The government is also encouraging private buyers to go green. In line with a European directive it introduced a fuel economy label that helps buyers assess the climate change impact of different models, from ‘green’ vehicles with low CO2 emissions and high mileage rates to high-polluting ‘red’ vehicles. This system was used in the past solely for public procurement, but now dealers must tag every vehicle.
In addition, all vehicles from mopeds to lorries are given an ‘eco sccore’ to reflect their overall environmental performance (greenhouse gases, noise pollution and impact on human health). The registration tax takes account of this score and discounts are available on low-emitting cars. For example, if you buy a new car with less than 105g CO2/km, you will qualify for a 15% reduction in the purchase price including VAT up to €3,280 - for 105-115g vehicles, the reduction falls to 3%, up to a maximum discount of €615.

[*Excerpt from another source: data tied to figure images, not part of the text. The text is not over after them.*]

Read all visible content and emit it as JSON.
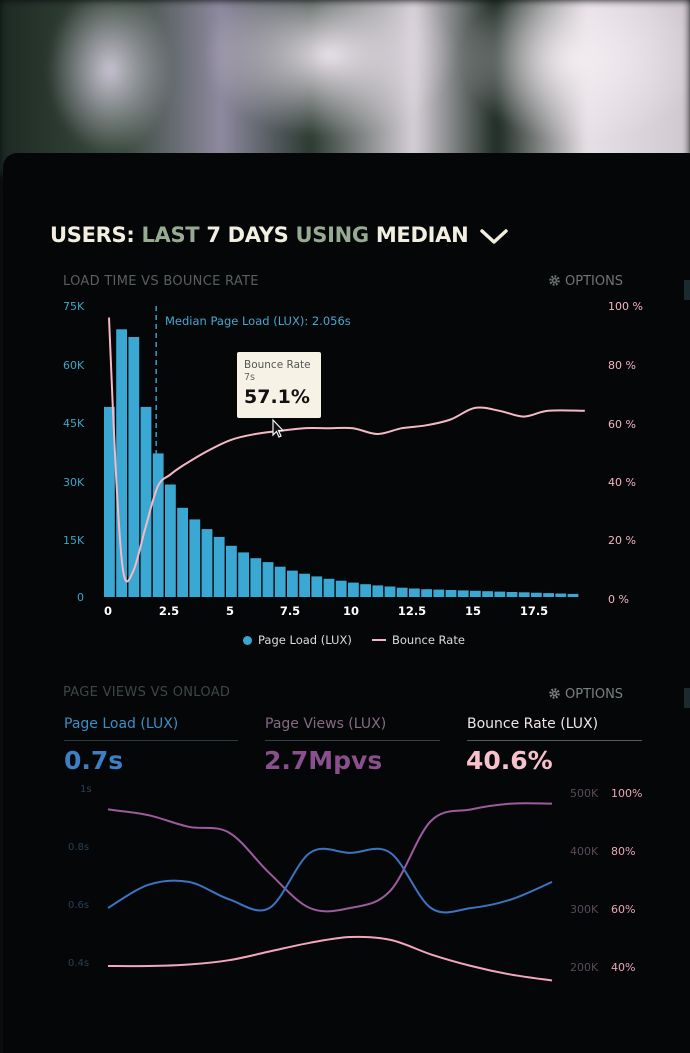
{
  "header": {
    "w1": "USERS:",
    "g1": "LAST",
    "w2": "7 DAYS",
    "g2": "USING",
    "w3": "MEDIAN"
  },
  "chart1": {
    "section_title": "LOAD TIME VS BOUNCE RATE",
    "options_label": "OPTIONS",
    "median_label": "Median Page Load (LUX): 2.056s",
    "tooltip": {
      "title": "Bounce Rate",
      "sub": "7s",
      "value": "57.1%"
    },
    "legend": {
      "series1": "Page Load (LUX)",
      "series2": "Bounce Rate"
    }
  },
  "chart2": {
    "section_title": "PAGE VIEWS VS ONLOAD",
    "options_label": "OPTIONS",
    "metrics": [
      {
        "label": "Page Load (LUX)",
        "value": "0.7s"
      },
      {
        "label": "Page Views (LUX)",
        "value": "2.7Mpvs"
      },
      {
        "label": "Bounce Rate (LUX)",
        "value": "40.6%"
      }
    ],
    "left_ticks": [
      "1s",
      "0.8s",
      "0.6s",
      "0.4s"
    ],
    "mid_ticks": [
      "500K",
      "400K",
      "300K",
      "200K"
    ],
    "right_ticks": [
      "100%",
      "80%",
      "60%",
      "40%"
    ]
  },
  "colors": {
    "blue": "#3aa8d3",
    "pink": "#f5b9c5",
    "purple": "#9b5c9e",
    "header_green": "#96ab92"
  },
  "chart_data": [
    {
      "type": "bar",
      "title": "LOAD TIME VS BOUNCE RATE",
      "xlabel": "",
      "ylabel": "",
      "x_ticks": [
        "0",
        "2.5",
        "5",
        "7.5",
        "10",
        "12.5",
        "15",
        "17.5"
      ],
      "y_left_ticks": [
        "0",
        "15K",
        "30K",
        "45K",
        "60K",
        "75K"
      ],
      "y_right_ticks": [
        "0 %",
        "20 %",
        "40 %",
        "60 %",
        "80 %",
        "100 %"
      ],
      "ylim": [
        0,
        75000
      ],
      "y2lim": [
        0,
        100
      ],
      "median_x": 2.056,
      "series": [
        {
          "name": "Page Load (LUX)",
          "kind": "bar",
          "x": [
            0,
            0.5,
            1,
            1.5,
            2,
            2.5,
            3,
            3.5,
            4,
            4.5,
            5,
            5.5,
            6,
            6.5,
            7,
            7.5,
            8,
            8.5,
            9,
            9.5,
            10,
            10.5,
            11,
            11.5,
            12,
            12.5,
            13,
            13.5,
            14,
            14.5,
            15,
            15.5,
            16,
            16.5,
            17,
            17.5,
            18,
            18.5,
            19
          ],
          "values": [
            49000,
            69000,
            67000,
            49000,
            37000,
            29000,
            23000,
            20000,
            17500,
            15500,
            13200,
            11500,
            10000,
            9000,
            7800,
            6800,
            6000,
            5300,
            4700,
            4200,
            3700,
            3300,
            3000,
            2700,
            2400,
            2200,
            2000,
            1900,
            1800,
            1700,
            1600,
            1500,
            1400,
            1300,
            1200,
            1100,
            1000,
            900,
            800
          ]
        },
        {
          "name": "Bounce Rate",
          "kind": "line",
          "x": [
            0,
            0.3,
            0.6,
            1,
            1.5,
            2,
            2.5,
            3,
            4,
            5,
            6,
            7,
            8,
            9,
            10,
            11,
            12,
            13,
            14,
            15,
            16,
            17,
            18,
            19.5
          ],
          "values": [
            96,
            40,
            8,
            9,
            24,
            38,
            42,
            45,
            50,
            54,
            56,
            57.1,
            58,
            58,
            58,
            56,
            58,
            59,
            61,
            65,
            64,
            62,
            64,
            64
          ]
        }
      ]
    },
    {
      "type": "line",
      "title": "PAGE VIEWS VS ONLOAD",
      "xlabel": "",
      "ylabel": "",
      "y_left_ticks": [
        "1s",
        "0.8s",
        "0.6s",
        "0.4s"
      ],
      "y_mid_ticks": [
        "500K",
        "400K",
        "300K",
        "200K"
      ],
      "y_right_ticks": [
        "100%",
        "80%",
        "60%",
        "40%"
      ],
      "x": [
        0,
        1,
        2,
        3,
        4,
        5,
        6,
        7,
        8,
        9,
        10,
        11
      ],
      "series": [
        {
          "name": "Page Load (LUX)",
          "values": [
            0.6,
            0.68,
            0.69,
            0.63,
            0.6,
            0.79,
            0.79,
            0.79,
            0.6,
            0.6,
            0.63,
            0.69
          ]
        },
        {
          "name": "Page Views (LUX)",
          "values": [
            470000,
            460000,
            440000,
            430000,
            360000,
            300000,
            300000,
            330000,
            450000,
            470000,
            480000,
            480000
          ]
        },
        {
          "name": "Bounce Rate (LUX)",
          "values": [
            40,
            40,
            40.5,
            42,
            45,
            48,
            50,
            49,
            44,
            40,
            37,
            35
          ]
        }
      ]
    }
  ]
}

Incentives also encourage people to buy electric vehicles. A tax credit of 15% of the purchase price (maximum €3,280) was introduced in 2010. Furthermore, individuals who install publicly accessible charging points qualify for a tax credit of 40%. Deductions are also in place for companies, and company EVs are exempt from registration tax and fully VAT deductible. The monthly rent (without the interest costs and the fuel expenses) is also 120% deductible.
Finally, it is worth noting, particularly for the self-employed, that running a car is a taxdeductible business expense. Lawyer Gregory Goossens explains: “The purchase price of the vehicle is depreciated over five years – 20% every year – and then you can deduct 75% of that amount. Interest payments are 100% deductible.”
The professional use of the car is also 75% deductible, excluding private use and home-work travel. “For the latter you get €0.15 per km and that’s it. So it all comes down to increasing the professional kilometres driven with the car to get the most out of it,” says Goossens.
Other deductible items include car loan interest payments, road and registration tax, car insurance, parking and toll fees, maintenance and repairs, annual technical check-up costs, expertise and legal expenses, and installation of mobile phone and car GPS.